Both were recently honored as the league's "Travel Directors of the Year" for 2017.
It's an award that's voted upon by every hotel that was used by any NFL team over the previous year, and the award is presented at the league meetings each spring.
It's the second time Reynolds has won the award, which actually makes him the league's first-ever two-time winner of the honor. He won the same award back in 2013, and the Chiefs have actually finished in the top three in the voting of the award in three of the past five years.
Basically, Reynolds and Williams are the two in charge of booking the travel for all of the Chiefs' games, which includes all transportation and security, hotel rooms and accommodations, and making sure that everything goes without a hitch every step of the way.
But their responsibilities don't end there. They also plan events and do all of the logistics for training camp every year, and during practices and workouts, they are running around with the scout team—getting the team prepared for their upcoming opponent.
"It's a very behind-the-scenes job," Reynolds explained of handling all of the travel. "If you're going to book travel for yourself, you're really 10 mouse clicks away from having your entire trip booked—the airplane ticket, the hotel, and a rental car—it's all done. But to do it for 175 people, it takes months of hotel contracts and airline contracts, rooming lists, going through floor layouts and meeting room setups, and everything else along those lines that goes with it.
"There's a lot of work that goes into it and if you do a job good job, nobody notices. No news is good news. The only time my phone rings on the road is if something goes wrong."
Williams, who interned for the Chiefs in 2013 before being promoted to his current position, explained that a lot of their prep work each year can be done in advance because they will know which teams they're playing on the road, although they won't have the exact dates until the schedule comes out.
"Our main thing is entry and exit," Williams explained. "It's one of our primary functions. What hotel gives us the best chance to get in and get out without a lot of problems. When these hotels meet with us and say they can get our party of 175 people checked in and up to their rooms in seven minutes, that sounds great to us. Our goal is just to make it as easy as possible."

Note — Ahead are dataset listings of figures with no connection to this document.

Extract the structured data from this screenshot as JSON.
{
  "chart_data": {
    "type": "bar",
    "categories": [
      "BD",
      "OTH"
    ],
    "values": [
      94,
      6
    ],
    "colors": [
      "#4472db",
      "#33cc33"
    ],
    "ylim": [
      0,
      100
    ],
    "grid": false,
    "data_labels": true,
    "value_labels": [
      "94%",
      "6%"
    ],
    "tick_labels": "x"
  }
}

Every year at the same league meetings that the awards are presented, the top hotels from across the country will come and present to all of the teams. They will provide diagrams of their facilities, available dates and other pertinent information to help Reynolds, Williams, and their peers across the league begin to make lists of who to call once the schedule is released.
The goal is to have all hotel contracts wrapped up by May—just a month after the schedule is released. After that point and in the days and weeks leading up to the trip, it's a lot of communication with the hotels on the finer details.
"We're talking about the flow throughout the night—what they can expect, peak times when they can expect large groups of people, and how we want meeting rooms set up because we want to mimic the Chiefs' offices," Williams explained of that communication process. "We just explain our program to the hotel and share our expectations. We want to be as clear as possible, which means it's a lot of conference calls throughout the week.
"There's a lot of give and take—a lot of compromises because these hotels know their facility and layout better than we do."
The ability of Reynolds and Williams to properly communicate everything they need in advance is one of the reasons they're viewed so favorably by the hotels and various people they work with on setting up the travel each year. It's why they've won the award twice in five years.
For Reynolds, who because of the respect he's gained across the league for how he handles his business has recently led him to become the head of the NFL's Travel Director's Meetings each Spring, the small and tight-knit fraternity of travel directors across the league provides an invaluable resource to each of them to use should they ever have any questions.
"We talk throughout the year," Reynolds explained of his peers across the league. "All of us are pretty close and pretty open and pretty candid when we know it's just going to be the 32 of us talking at these meetings. A lot of the info stays in the room. We're a tight group. We are each other's best resources because we all go through the same thing and although the teams play, it's not like we're going against each other. No one wants to see anyone else fail."
"Mitch has been great at teaching me to over-communicate on the front end," Williams added. "And to make sure that every little thing that we could possibly think of that might seem small to us, make it as big as possible to the hotel, so we've overcommunicated that.
"We know it's not always going to go perfect, and it's about how we handle ourselves in those moments when something does go wrong and being flexible during those times."
Overall, the ability of Reynolds and Williams, who also go out of their way to make sure each individual coach and player have whatever they want during these trips, to make the travel for the 175 or so people going to the Chiefs' road games each week a smooth process, obviously won't show up in a box score or anything, but it's one less thing the players and coaches who do have a hand in determining wins and losses each week have to worry about in the 36 or so hours they have out on the road before the game.
So, when it comes to booking travel for an NFL team, you might never see or hear about the people behind the scenes who do this work, and if all goes right, you never will, but they matter, and the Chiefs boast two of the best in the league.
"We always pride ourselves on saying we want to be the best in the league at what we do," Williams added. "So, it's an honor when you see your name up on that board and win this award in front of your peers."